Un Paris où, dans le sillage d’un grand-père aristocrate et fantasque, d’un cousin diplomate en herbe et beau garçon, d’une trop jeune grand-mère, l’adolescent croise Cocteau et Max Jacob, Mistinguett et Edouard Herriot, fréquente le lycée Janson de Sailly aussi bien que les maisons closes de la rive droite…
Plus tard, dans le temps de l’Occupation, il comprendra le mystère de sa propre naissance, d’un père tué durant l’autre guerre et d’une mère partie pour l’Argentine. Oui, pourquoi n’aurait-on pas le droit d’être fils d’un héros et d’une danseuse de tango ?

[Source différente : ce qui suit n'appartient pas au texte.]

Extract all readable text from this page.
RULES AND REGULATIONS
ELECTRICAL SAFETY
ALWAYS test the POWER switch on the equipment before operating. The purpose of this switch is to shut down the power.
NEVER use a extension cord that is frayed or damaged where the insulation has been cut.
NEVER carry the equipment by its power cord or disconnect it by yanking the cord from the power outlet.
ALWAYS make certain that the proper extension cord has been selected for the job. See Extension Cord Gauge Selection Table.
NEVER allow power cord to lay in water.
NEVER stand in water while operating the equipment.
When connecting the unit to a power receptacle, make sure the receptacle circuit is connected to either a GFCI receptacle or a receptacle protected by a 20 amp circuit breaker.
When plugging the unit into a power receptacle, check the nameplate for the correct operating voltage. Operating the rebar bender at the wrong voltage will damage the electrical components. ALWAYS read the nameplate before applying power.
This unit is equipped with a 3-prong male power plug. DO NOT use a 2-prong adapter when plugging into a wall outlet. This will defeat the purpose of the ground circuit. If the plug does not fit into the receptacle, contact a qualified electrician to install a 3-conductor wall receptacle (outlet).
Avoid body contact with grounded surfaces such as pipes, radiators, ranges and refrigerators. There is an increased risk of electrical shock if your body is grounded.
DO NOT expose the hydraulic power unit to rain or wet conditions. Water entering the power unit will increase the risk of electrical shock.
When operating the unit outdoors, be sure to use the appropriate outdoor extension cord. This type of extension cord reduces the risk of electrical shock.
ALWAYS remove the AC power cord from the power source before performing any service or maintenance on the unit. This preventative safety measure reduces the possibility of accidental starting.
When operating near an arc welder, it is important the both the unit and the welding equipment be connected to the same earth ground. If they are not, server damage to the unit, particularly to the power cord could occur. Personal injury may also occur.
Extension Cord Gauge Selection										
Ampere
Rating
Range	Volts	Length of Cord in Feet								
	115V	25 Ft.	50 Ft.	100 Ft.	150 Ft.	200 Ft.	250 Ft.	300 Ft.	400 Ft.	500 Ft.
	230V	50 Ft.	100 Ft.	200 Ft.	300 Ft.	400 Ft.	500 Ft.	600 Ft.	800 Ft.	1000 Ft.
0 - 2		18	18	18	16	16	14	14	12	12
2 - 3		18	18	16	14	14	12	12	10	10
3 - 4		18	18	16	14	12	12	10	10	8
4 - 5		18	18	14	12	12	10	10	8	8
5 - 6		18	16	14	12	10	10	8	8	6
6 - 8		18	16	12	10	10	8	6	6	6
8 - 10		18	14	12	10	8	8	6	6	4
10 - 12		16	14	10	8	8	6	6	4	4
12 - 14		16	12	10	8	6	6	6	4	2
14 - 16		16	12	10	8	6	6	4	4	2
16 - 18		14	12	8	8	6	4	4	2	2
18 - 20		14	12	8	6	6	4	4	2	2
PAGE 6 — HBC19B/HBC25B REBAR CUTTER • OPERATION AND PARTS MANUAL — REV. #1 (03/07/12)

«C'était au temps de ma splendeur. Ceux qui m'ont bien connu à cette époque vous le diront, j'avais tout pour être heureux. J'étais un beau garçon, élégant, un rien dandy même. Certaines photos en témoignent encore. Je plaisais aux femmes, aux hommes aussi d'ailleurs.»


Ce premier roman, couronné par le prix Roger Nimier, a révélé Pascal Sevran, un écrivain qui ne se console pas d'être un orphelin de l'Histoire et s'invente un passé supplémentaire.